А в ЦПО пейзаж центральнопольский – относительный достаток, селянскость и деревенскость – дополнили промышленные предприятия. Не все они действуют. Некоторые превратились в довольно-таки пугающие развалины. Под Кельцами я выбрался на двухполосное шоссе Краков – Варшава. И через сорок минут уже был в Радоме.
Город обладает любопытным и обширным центром, в его архитектуре заметны все эпохи: от средневековья и нового времени, до урбанистических основ XIX века и модернизма века двадцатого. Здесь действует несколько фабрик и заводов: оружейное производство, телефоны, обувь. Работы много, так что город обладает почтенным, мещанским настроем. Настрой, правда, не нравися местной молодежи, которая считает Радом "дырой для ворчливых стариков, в которой ничего не происходит". Каждый, с кем я разговаривал, желает выехать в Варшаву.

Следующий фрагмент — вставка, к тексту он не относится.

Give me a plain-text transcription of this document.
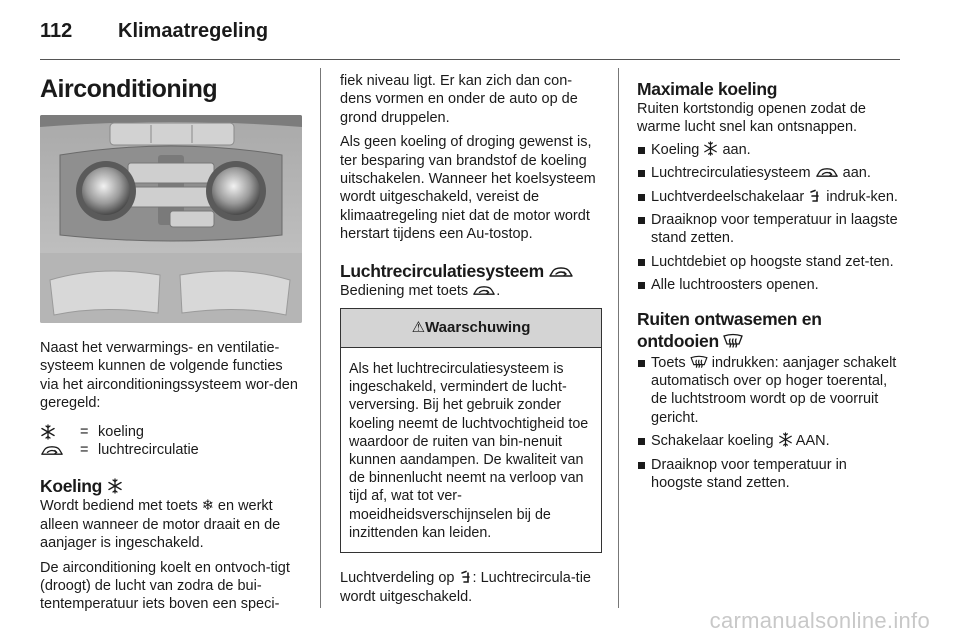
112 Klimaatregeling
Airconditioning

Naast het verwarmings- en ventilatie-systeem kunnen de volgende functies via het airconditioningssysteem wor-den geregeld:

= koeling
= luchtrecirculatie
Koeling

Wordt bediend met toets ❄ en werkt alleen wanneer de motor draait en de aanjager is ingeschakeld.

De airconditioning koelt en ontvoch-tigt (droogt) de lucht van zodra de bui-tentemperatuur iets boven een speci-

fiek niveau ligt. Er kan zich dan con-dens vormen en onder de auto op de grond druppelen.

Als geen koeling of droging gewenst is, ter besparing van brandstof de koeling uitschakelen. Wanneer het koelsysteem wordt uitgeschakeld, vereist de klimaatregeling niet dat de motor wordt herstart tijdens een Au-tostop.

Luchtrecirculatiesysteem

Bediening met toets .

⚠Waarschuwing
Als het luchtrecirculatiesysteem is ingeschakeld, vermindert de lucht-verversing. Bij het gebruik zonder koeling neemt de luchtvochtigheid toe waardoor de ruiten van bin-nenuit kunnen aandampen. De kwaliteit van de binnenlucht neemt na verloop van tijd af, wat tot ver-moeidheidsverschijnselen bij de inzittenden kan leiden.

Luchtverdeling op : Luchtrecircula-tie wordt uitgeschakeld.

Maximale koeling

Ruiten kortstondig openen zodat de warme lucht snel kan ontsnappen.

Koeling aan.
Luchtrecirculatiesysteem aan.
Luchtverdeelschakelaar indruk-ken.
Draaiknop voor temperatuur in laagste stand zetten.
Luchtdebiet op hoogste stand zet-ten.
Alle luchtroosters openen.
Ruiten ontwasemen en
ontdooien
Toets indrukken: aanjager schakelt automatisch over op hoger toerental, de luchtstroom wordt op de voorruit gericht.
Schakelaar koeling AAN.
Draaiknop voor temperatuur in hoogste stand zetten.
carmanualsonline.info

Я катил по скоростному шоссе в Варшаву и размышлял над тем, а как бы выглядела эта страна, если бы в сороковые годы она не получила те знаменитые западные кредиты.
После войны, - думал я, - Польша была бы бедна, словно церковная мышь. Все свои стремления ей пришлось бы отложить на потом. Вместо расширения шло бы восстановление, и оно было бы долгим, сложным и поглощающим большую часть средств. Смиглы-Рыдз с нимбом победителя над головой, скорее всего, не удержался бы от того, чтобы навязать полякам еще более авторитарный режим (а элементы культа личности Рыдза существовали и перед войной), обосновывая это сложным положением страны и необходимостью борьбы с элементами, деструктивно влияющими на чудом спасшееся государство. Или что-то в этом же духе.
К амбициозным межвоенным проектам наверняка бы возвратились – и это при попутных ветрах – в пятидесятых годах. Но тогда цивилилизационная гонка была бы практически невозможным. Мир не стоял бы на месте, страны, которых не коснулась война, которая шла бы исключительно на территории Польши и Германии, развивались бы, расширяли инфраструктуру. А Польша осталась бы со своими болотистыми дорогами, с запряженными лошадями телегами, вечно бедной деревней и националистической диктатурой. И с неисполненными амбициями, незавершенным ЦПО, не смея даже мечтать об автострадах, думая лишь про обычные однополосные шоссе, которые бы и так в большинстве своем оставались бы на кульманах проектантов.
И кто знает, - думал я, подъезжая к Варшаве, - а полакомился бы на столь бедную, валящуюся страну даже погруженный в маразме Советский Союз. По крайней мере, на ее восточную часть.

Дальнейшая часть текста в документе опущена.